Demand grows for full-time faculty
By Nicole LaPrade
Although some department heads and university administrators are pleased by a recent increase in part-time faculty salaries, they say the addition of more full-time, tenured-track faculty should be equally as important.
The Board of Trustees approved the operating budget for the 2006-07 school year on Jan. 20, and allocated $800,000 for increased compensation for part-time faculty members.
But according to some officials, greater job security and the addition of more full-time faculty would increase quality of education for students by making professors more accessible.
"We will probably gradually add additional full-time faculty and rely less on part-time faculty or adjunct," Associate Vice President for Finance Harry Fong said. "That will definitely improve the quality to the students because you'll have access to full-time faculty who'll be here all the time.
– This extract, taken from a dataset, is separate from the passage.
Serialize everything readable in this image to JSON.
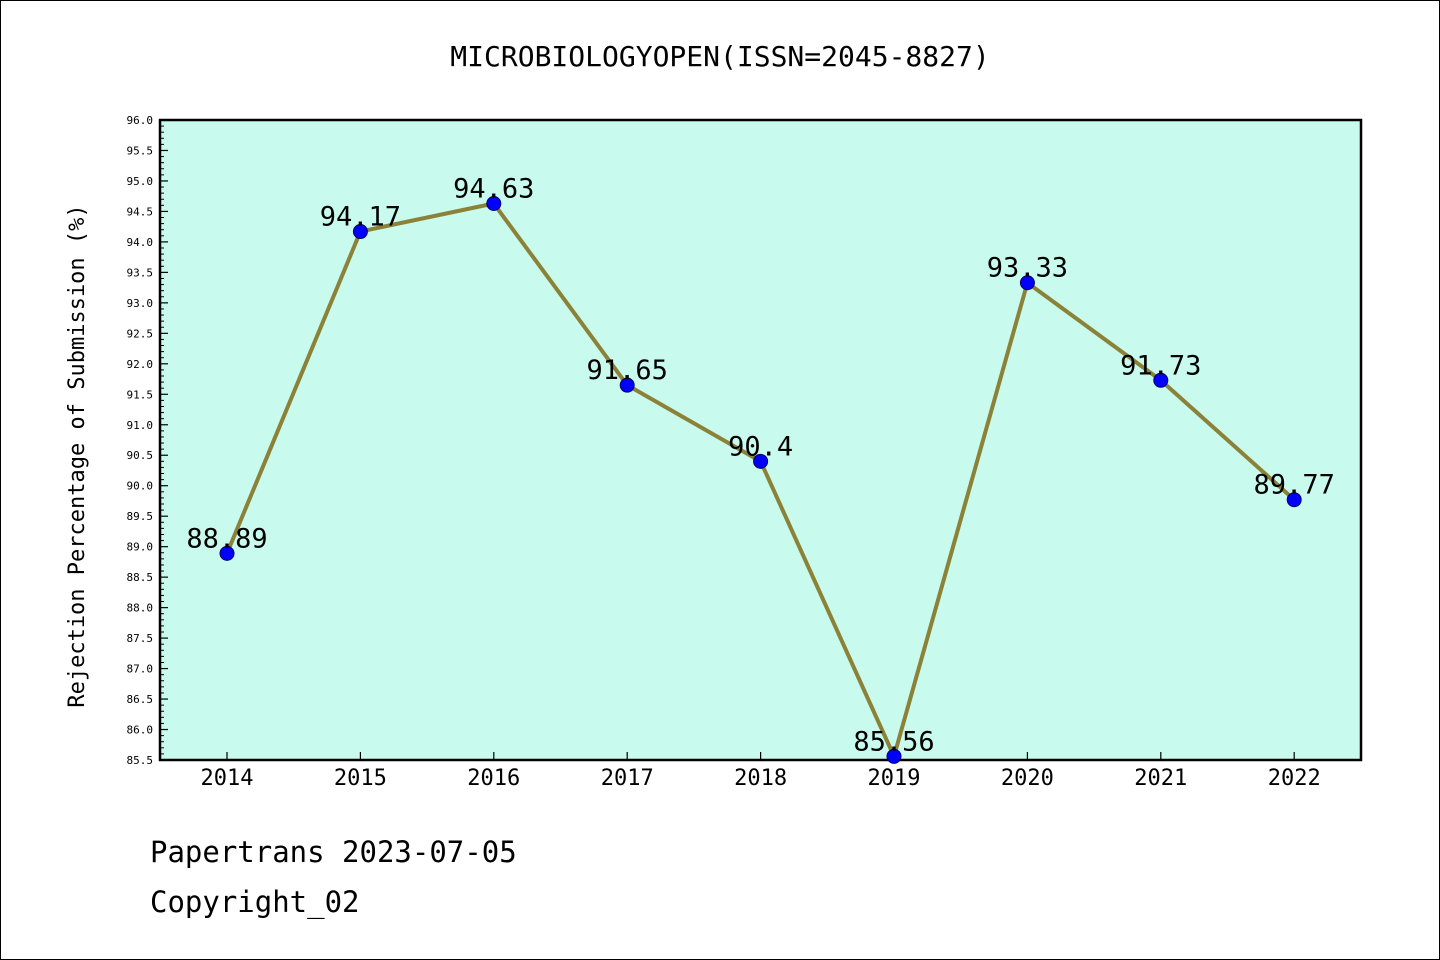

Adjunct, they come and they go."
According to Fong, some factors -- including the gradual increase in class sizes in recent years -- have led to a heavy reliance on academic year lecturers, rather than tenured and tenure-track professors.
English department Chair Phyllis Brown was "excited" by the pay increase for part-time faculty, but hopes that more benefits and job security will also come.
"The increase in pay will certainly help, but one of the things colleagues in my department are very eager to do is to work with the administration to provide more job security for the academic year lecturers. That will make an even greater difference," she said.
Fong said that in planning the budget each year, the budget committee looks at data comparing Santa Clara on tuition, faculty salaries and benefits, and educational quality to other private universities nationwide, such as Loyola Maramount University and University of Notre Dame.
Brown said that in recent years, her department has lost a couple of lecturers who had been at Santa Clara for a few years because they were not offered more job security -- in the form of greater benefits and increased compensation.
"This is something that we're working with the administration on and the administration is really hearing what we're saying," Brown said.
"Over the last two years, it's been done in increments, the benefits for academic year lecturers have steadily increased," Brown said, citing examples such as extended family leave, which was made available to part-time faculty in 2004.